Exegesis Volume 3 Issue #52

From: "William D. Tallman"
Subject: A Few Questions

Exegesis Digest Tue, 29 Sep 1998

Date: Sat, 26 Sep 1998 21:12:18 -0700
From: "William D. Tallman"
To: exegesis
Subject: A Few Questions

Hello All,

Earlier this year, this list had a period of lively discussion about the nature of astrology. Unfortunately, that discussion did not appear to have survived the period of my inactivity while relocating. While I'm not as committed to developing the subject as I was at that time, some questions have occurred to me the answers to which might generate different lines of thought.

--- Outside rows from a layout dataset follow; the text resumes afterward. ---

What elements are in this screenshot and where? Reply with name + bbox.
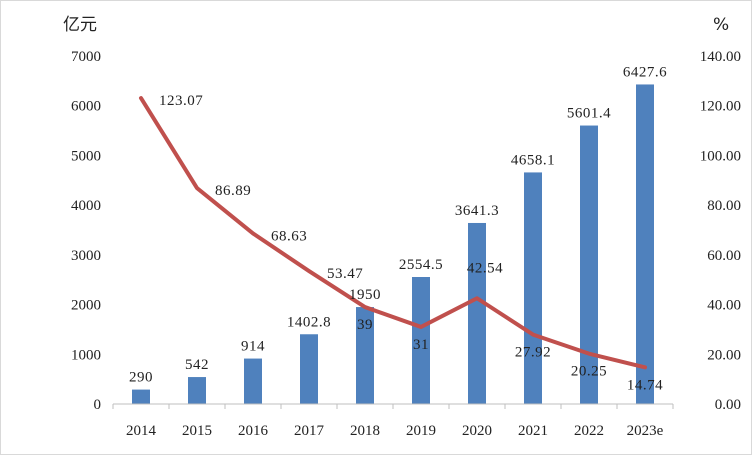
growth-rate-line (139, 96, 647, 370)
line-data-label: 27.92 (515, 345, 551, 361)
x-axis (112, 403, 674, 409)
x-tick-label: 2023e (627, 423, 664, 439)
line-data-label: 31 (413, 337, 429, 353)
left-tick-label: 0 (94, 397, 102, 413)
right-tick-label: 80.00 (707, 198, 741, 214)
bar (412, 277, 430, 404)
bar (524, 172, 542, 404)
x-tick-label: 2017 (294, 423, 325, 439)
line-data-label: 53.47 (327, 266, 363, 282)
line-data-label: 42.54 (467, 260, 503, 276)
x-tick-label: 2022 (574, 423, 604, 439)
right-tick-label: 120.00 (700, 99, 741, 115)
left-axis-unit: 亿元 (63, 15, 97, 35)
bar-data-label: 2554.5 (399, 257, 443, 273)
bar-data-label: 4658.1 (511, 152, 555, 168)
bar-data-labels: 290 542 914 1402.8 1950 2554.5 3641.3 4658.1 560… (129, 64, 667, 385)
left-tick-label: 3000 (71, 248, 101, 264)
bar-data-label: 914 (241, 339, 265, 355)
left-tick-label: 7000 (71, 49, 101, 65)
line-data-label: 20.25 (571, 364, 607, 380)
left-axis-ticks: 0 1000 2000 3000 4000 5000 6000 7000 (71, 49, 101, 413)
line-data-label: 68.63 (271, 228, 307, 244)
line-data-label: 123.07 (159, 93, 203, 109)
x-tick-label: 2014 (126, 423, 157, 439)
bar-data-label: 6427.6 (623, 64, 667, 80)
right-tick-label: 0.00 (715, 397, 741, 413)
bar-data-label: 290 (129, 370, 153, 386)
x-tick-label: 2018 (350, 423, 380, 439)
right-tick-label: 60.00 (707, 248, 741, 264)
bar (244, 358, 262, 404)
bar (468, 222, 486, 404)
bar-data-label: 5601.4 (567, 106, 611, 122)
line-data-label: 39 (357, 317, 373, 333)
left-tick-label: 2000 (71, 298, 101, 314)
right-tick-label: 40.00 (707, 298, 741, 314)
x-axis-ticks: 2014 2015 2016 2017 2018 2019 2020 2021 2022 2023… (126, 423, 664, 439)
right-tick-label: 100.00 (700, 148, 741, 164)
x-tick-label: 2020 (462, 423, 492, 439)
bar (580, 125, 598, 405)
bar-data-label: 1950 (349, 287, 381, 303)
bar (356, 307, 374, 404)
right-axis-unit: % (713, 15, 729, 35)
bar-series (132, 84, 654, 405)
bar-data-label: 1402.8 (287, 314, 331, 330)
left-tick-label: 5000 (71, 148, 101, 164)
right-tick-label: 20.00 (707, 347, 741, 363)
right-tick-label: 140.00 (700, 49, 741, 65)
x-tick-label: 2021 (518, 423, 548, 439)
bar (132, 389, 150, 404)
line-data-labels: 123.07 86.89 68.63 53.47 39 31 42.54 27.92 20.25… (159, 93, 663, 393)
line-data-label: 86.89 (215, 183, 251, 199)
bar (300, 334, 318, 404)
x-tick-label: 2016 (238, 423, 269, 439)
bar (188, 377, 206, 404)
bar (636, 84, 654, 405)
left-tick-label: 4000 (71, 198, 101, 214)
right-axis-ticks: 0.00 20.00 40.00 60.00 80.00 100.00 120.00 140.… (700, 49, 741, 413)
left-tick-label: 6000 (71, 99, 101, 115)
bar-data-label: 542 (185, 357, 209, 373)
left-tick-label: 1000 (71, 347, 101, 363)
line-series (139, 96, 647, 370)
line-data-label: 14.74 (627, 377, 663, 393)
bar-data-label: 3641.3 (455, 203, 499, 219)
x-tick-label: 2019 (406, 423, 436, 439)
x-tick-label: 2015 (182, 423, 212, 439)
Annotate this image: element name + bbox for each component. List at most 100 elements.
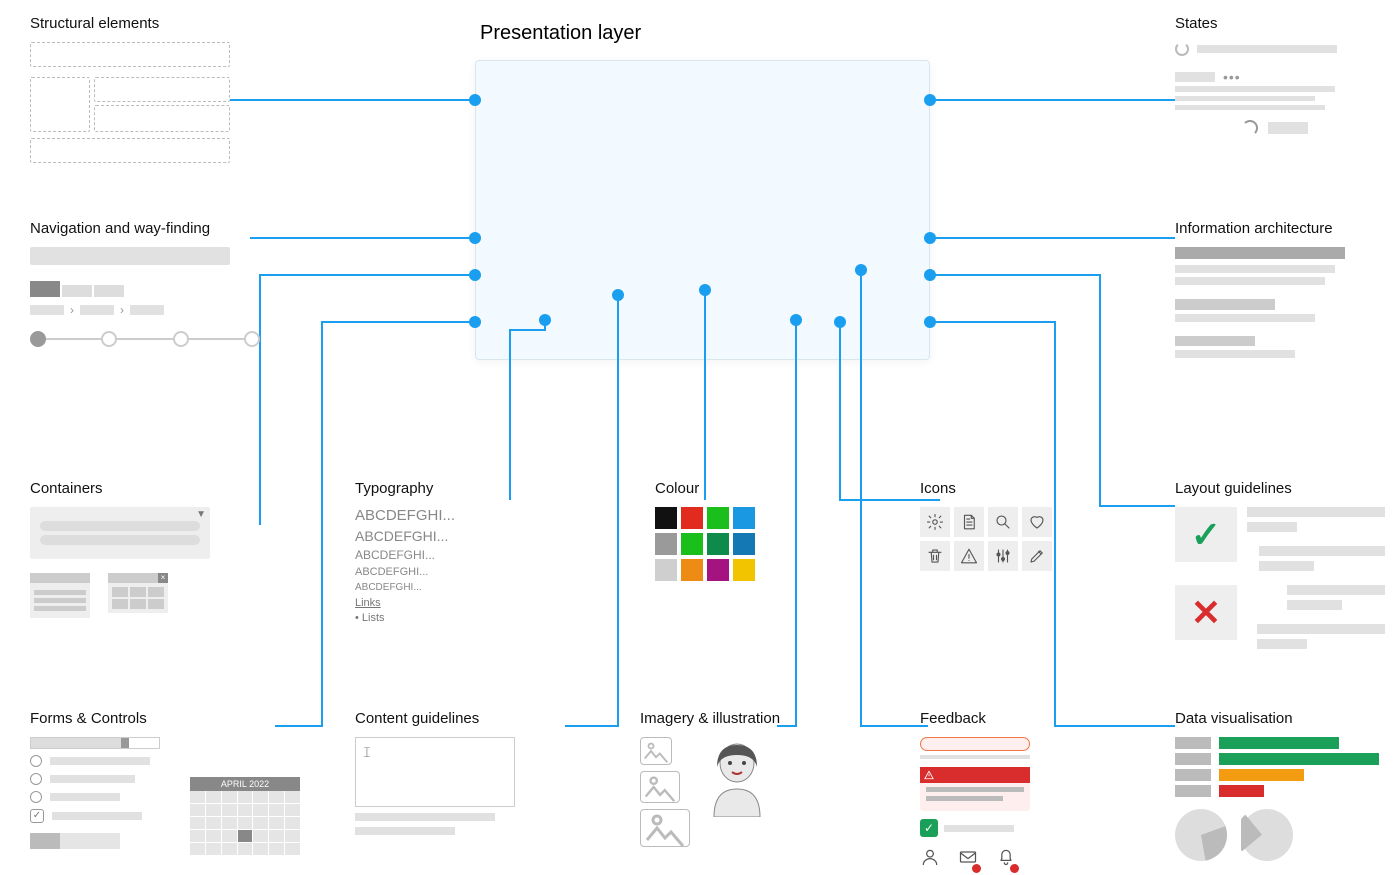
colour-swatch [707,507,729,529]
calendar-day[interactable] [206,830,221,842]
calendar-day[interactable] [285,843,300,855]
calendar-day[interactable] [190,791,205,803]
caret-down-icon: ▼ [196,509,206,520]
chevron-right-icon: › [120,303,124,317]
section-title: Feedback [920,710,1120,727]
containers: Containers ▼ × [30,480,260,618]
mail-icon [958,847,978,872]
breadcrumb: › › [30,303,260,317]
calendar-day[interactable] [285,817,300,829]
bar [1219,769,1304,781]
feedback: Feedback ✓ [920,710,1120,872]
calendar-day[interactable] [222,804,237,816]
colour-swatch [655,559,677,581]
error-pill [920,737,1030,751]
states: States ••• [1175,15,1375,136]
calendar-header: APRIL 2022 [190,777,300,791]
section-title: Forms & Controls [30,710,320,727]
calendar-day[interactable] [238,843,253,855]
colour-swatch [681,533,703,555]
calendar-day[interactable] [269,791,284,803]
calendar-day[interactable] [190,817,205,829]
calendar-day[interactable] [190,843,205,855]
checkbox-icon[interactable]: ✓ [30,809,44,823]
calendar-day[interactable] [190,804,205,816]
slider[interactable] [30,737,160,749]
section-title: Colour [655,480,795,497]
calendar-day[interactable] [190,830,205,842]
calendar-day[interactable] [206,843,221,855]
colour-swatch [733,507,755,529]
section-title: States [1175,15,1375,32]
search-icon [988,507,1018,537]
calendar-day[interactable] [253,791,268,803]
close-icon: × [158,573,168,583]
calendar-day[interactable] [206,791,221,803]
section-title: Typography [355,480,555,497]
radio-icon[interactable] [30,791,42,803]
section-title: Imagery & illustration [640,710,860,727]
calendar-day[interactable] [206,817,221,829]
text-cursor-icon: 𝙸 [362,744,372,760]
section-title: Content guidelines [355,710,555,727]
calendar-day[interactable] [206,804,221,816]
colour-swatch [681,507,703,529]
calendar-day[interactable] [222,843,237,855]
calendar-day[interactable] [222,830,237,842]
calendar-day[interactable] [285,804,300,816]
refresh-icon [1175,42,1189,56]
textarea[interactable]: 𝙸 [355,737,515,807]
trash-icon [920,541,950,571]
type-sample: ABCDEFGHI... [355,548,555,562]
calendar-day[interactable] [253,830,268,842]
calendar-day[interactable] [253,804,268,816]
cross-icon: ✕ [1175,585,1237,640]
section-title: Layout guidelines [1175,480,1385,497]
calendar-day[interactable] [269,830,284,842]
stepper [30,331,260,347]
link-sample: Links [355,597,555,609]
list-sample: • Lists [355,612,555,624]
pie-chart [1175,809,1227,861]
colour-swatch [655,533,677,555]
image-icon [640,771,680,803]
chevron-right-icon: › [70,303,74,317]
check-icon: ✓ [920,819,938,837]
calendar-day[interactable] [238,804,253,816]
type-sample: ABCDEFGHI... [355,528,555,544]
presentation-layer-box [475,60,930,360]
calendar[interactable]: APRIL 2022 [190,777,300,855]
calendar-day[interactable] [269,804,284,816]
notification-dot [1010,864,1019,873]
document-icon [954,507,984,537]
calendar-day[interactable] [269,843,284,855]
check-icon: ✓ [1175,507,1237,562]
calendar-day[interactable] [238,791,253,803]
calendar-day[interactable] [222,817,237,829]
colour-swatch [733,533,755,555]
window-list [30,573,90,618]
type-sample: ABCDEFGHI... [355,507,555,524]
calendar-day[interactable] [253,817,268,829]
presentation-layer-title: Presentation layer [480,22,641,45]
calendar-day[interactable] [269,817,284,829]
calendar-day[interactable] [285,830,300,842]
alert-box [920,767,1030,811]
dropdown-panel: ▼ [30,507,210,559]
calendar-day[interactable] [238,830,253,842]
typography: Typography ABCDEFGHI... ABCDEFGHI... ABCDE… [355,480,555,624]
colour-swatch [707,533,729,555]
calendar-day[interactable] [238,817,253,829]
type-sample: ABCDEFGHI... [355,582,555,593]
calendar-day[interactable] [253,843,268,855]
section-title: Containers [30,480,260,497]
section-title: Navigation and way-finding [30,220,260,237]
colour-swatch [655,507,677,529]
radio-icon[interactable] [30,755,42,767]
calendar-day[interactable] [285,791,300,803]
navigation: Navigation and way-finding › › [30,220,260,347]
imagery: Imagery & illustration [640,710,860,847]
radio-icon[interactable] [30,773,42,785]
calendar-day[interactable] [222,791,237,803]
forms-controls: Forms & Controls ✓ APRIL 2022 [30,710,320,849]
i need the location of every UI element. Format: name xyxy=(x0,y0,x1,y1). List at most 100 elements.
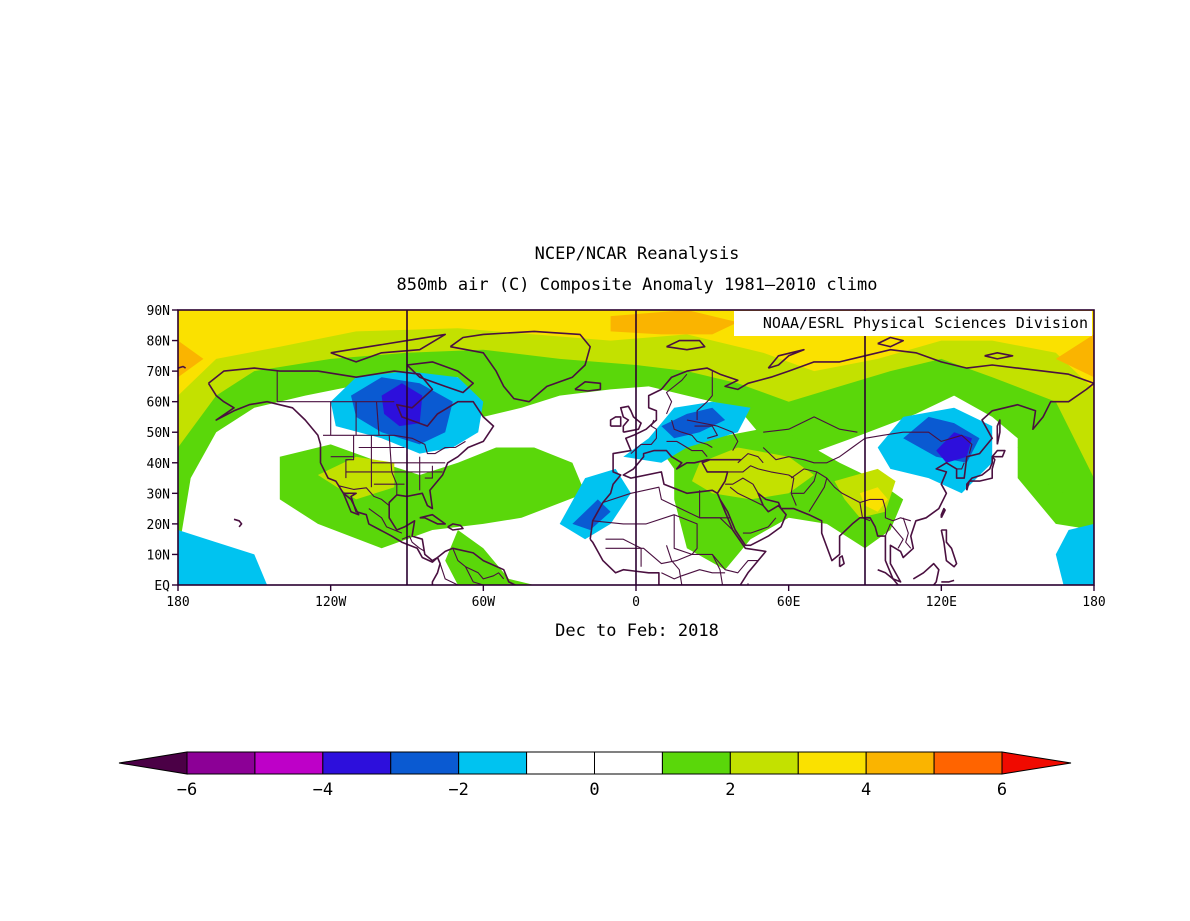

It is generally agreed that astrology, whatever else it might be, is a time bound phenomena; a basic tool for the erection of a horoscope is the ephemeris, implying that this parameter is not only relevant, but of primary importance. We can think astrologically in terms of cycles, and we can think astrologically in terms of spaces and spatial relationships. We can engage in astrological analysis and speculation in terms that are deliberately drawn from one or another school of psychology. We can extend that exercise into realms of metaphysical and spiritual substance and meaning. But all these rest on some number of assumptions, and it is some of these assumptions I would inspect more closely.

I have argued elsewhere that astrology is a construct designed to extract useful information from some phenomenon that links celestial and terrestrial realms. It is the nature of this phenomenon I would question.

Is the astrological phenomenon general in nature, or does it require the presence and involvement of living beings? If the latter, then what level of life defines the most basic that enables the astrological phenomenon; indeed, does this phenomenon require the involvement of human beings in order to be functionally affective?

I anticipate some response asserting the assumption that human involvement is necessary, as if the assumption was a matter of completely understood fact. I would also expect some response suggesting that the involvement of life is a prerequisite for the functionality of the astrological phenomenon. What I submit is relevant here is some deliberate discussion about these questions, especially focused on how those questions might be resolved.

How would, or could, we go about testing these questions? Is there any extant account of astrological practice on subjects having completely independent existence? Are there any testable hypotheses that would support the resolution of these questions, either in the negative or in the positive?

It might fairly be asked what value an answer to these questions might have. Let's assume that we found evidence that suggests the necessary involvement of life at least at a level of sophistication found in... say, vertebrates. This would suggest that a spinal nervous system is part of the prerequisite for the function of the astrological phenomenon, and would imply that this system has some fundamental and defining relevance to that phenomenon. It would also suggest that current psychological models are special case tools for astrological interpretation, and that astrology is indeed more than a special manifestation of the human (primate?) psyche.

I would suggest that any other tentative conclusions might well lead to equally important defining implications. So I would submit that this sort of investigative approach is appropriate because of a reasonable probability that some sort of conclusions are possible.